ALBUM REVIEW: Spoon - Ga Ga Ga Ga Ga
Spoon
Ga Ga Ga Ga Ga
Merge Records, 2007
Try telling anybody that Texas is where it’s at, vis-à-vis indie rock, and you will usually be rewarded with a blank, uncomprehending look. It tells of an uncertainty about whether you’re deliberately messing with their head or whether you’re merely some kind of ex-Eastern Bloc tourist trying to gain college cred with whatever weird notions of American culture you picked up on Radio Free Europe. I myself can live with either accusation, because the truth will out. Those who persist in branding Texas as merely a safe-haven for beard-bearing boogie bands and Edgar Winter forget the following indomitable truths:
A) Buddy Holly’s glasses were the original indie icon: he emancipated generations of scrawny kids to take up arms in the form of a Stratocaster and thick horned-rims. Rivers Cuomo, Graham Coxon, and Elvis Costello to name a few: where would they have sprung from if not for our man from Lubbock?
B) SXSW and Austin City Limits. The South by Southwest Music Festival held every year in Austin is Mecca for all Indiedom. If you haven’t heard of it, you probably aren’t reading this review. And if you haven’t seen Austin City Limits, which for years I assumed was some kind of Grand Ole Opry-type show, I suggest you pay our friend Mr. Wiki a visit. And on the way, stop by Ol’ man YouTube and see if you can catch a late-model Guided By Voices appearance. Manna from nirvana of high-kicks and beer.
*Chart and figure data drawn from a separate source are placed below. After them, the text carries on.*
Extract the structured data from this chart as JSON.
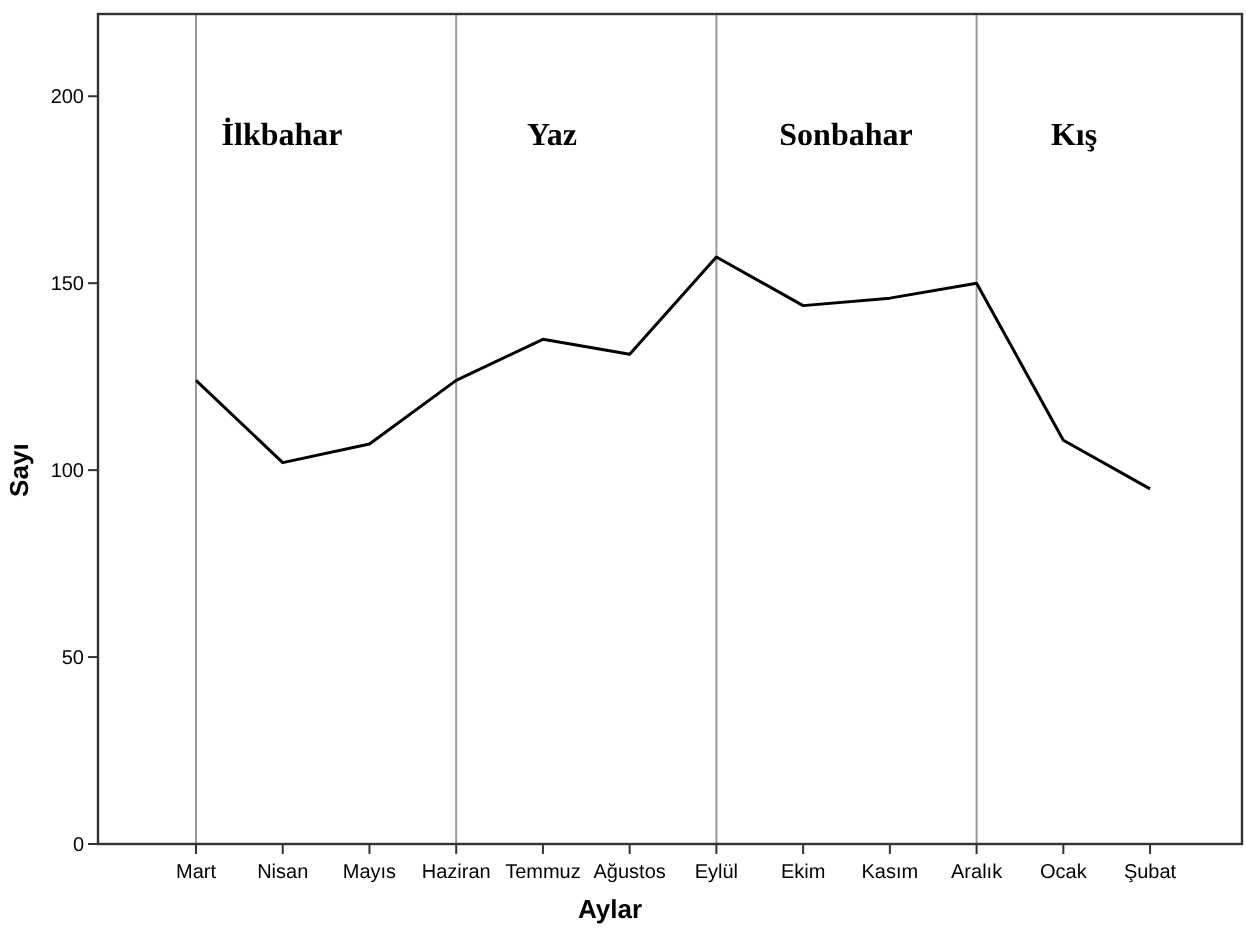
{
  "chart_data": {
    "type": "line",
    "xlabel": "Aylar",
    "ylabel": "Sayı",
    "categories": [
      "Mart",
      "Nisan",
      "Mayıs",
      "Haziran",
      "Temmuz",
      "Ağustos",
      "Eylül",
      "Ekim",
      "Kasım",
      "Aralık",
      "Ocak",
      "Şubat"
    ],
    "series": [
      {
        "color": "#000000",
        "values": [
          124,
          102,
          107,
          124,
          135,
          131,
          157,
          144,
          146,
          150,
          108,
          95
        ]
      }
    ],
    "ylim": [
      0,
      222
    ],
    "yticks": [
      0,
      50,
      100,
      150,
      200
    ],
    "grid": false,
    "marker": "none",
    "line_style": "solid",
    "ref_lines": [
      {
        "axis": "x",
        "value": "Mart",
        "color": "#999999"
      },
      {
        "axis": "x",
        "value": "Haziran",
        "color": "#999999"
      },
      {
        "axis": "x",
        "value": "Eylül",
        "color": "#999999"
      },
      {
        "axis": "x",
        "value": "Aralık",
        "color": "#999999"
      }
    ],
    "annotations": [
      "İlkbahar",
      "Yaz",
      "Sonbahar",
      "Kış"
    ]
  }
}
C) Spoon is also from Austin.
New Spoon fans will be startled to realise that Ga Ga Ga Ga Ga is the band’s sixth long-player in a recording career that started with the Nefarious EP way back in 1994. Since then, we find an increasingly slick sounding, and frankly astonishingly-produced Spoon honing their metronomic pop, full of little interludes: bips and bops and sampled sounds over tried and true maracas, guitars, basses and drums.
Around 2002’s Kill The Moonlight, Spoon began to explore the idea of songs that don’t gain in intensity, but shift focus from instrument to instrument, each hammering home its own choppy little groove, from the Waiting For the Man pianos to the Mother Sky drums. The brilliance is in the balance of the production. Every little band these days has access to recording equipment that can produce more overdubs than Enya. It is refreshing, then, to hear a band that prefers to allow the thread of a song to be carried by a few well-chosen instruments, rhythms and interesting sounds. All of which serve brilliantly to convey Britt Daniel's quirky, well-observed lyrics.
Relating a specific experience often has the converse effect of taking a personal story into the universal truth, one to which we can all relate. In a song like Eddie’s Ragga, Daniel comes up with lines such as “He’d parted ways with diction, but this was late last night.” We’ve all met (or been) that guy: the nocturnal close-talker, the insouciant laissez-faire eternal youth of midnight. “And it’s been so long since I’d been suitably high / So we did an airborne and settled in for the night.”
Ga Ga Ga Ga Ga has many of Spoon’s characteristic pile-driven rhythms, especially on opener Don’t Make Me a Target, but the surprises really lie in the diversions. The jaunty Motown swing of You Got Yr. Cherry Bomb, sounds like a long-lost Spector production. The Underdog, recorded with Jon Brion doing a wonderfully tasteful Brian Wilson impersonation, conjures the nu-soul revival of the eighties, albeit in a good way.
In essence, Ga Ga Ga Ga Ga is the kind of album bands need to release in order to survive. From the opening notes it's incontrovertibly Spoon, and yet is no rehash of what came before. It continues the quest of distilling whatever Britt Daniel envisions as musical perfection into its purest form. The man himself probably doesn’t think he’s even halfway there. From where I stand, however, it sounds pretty damned close.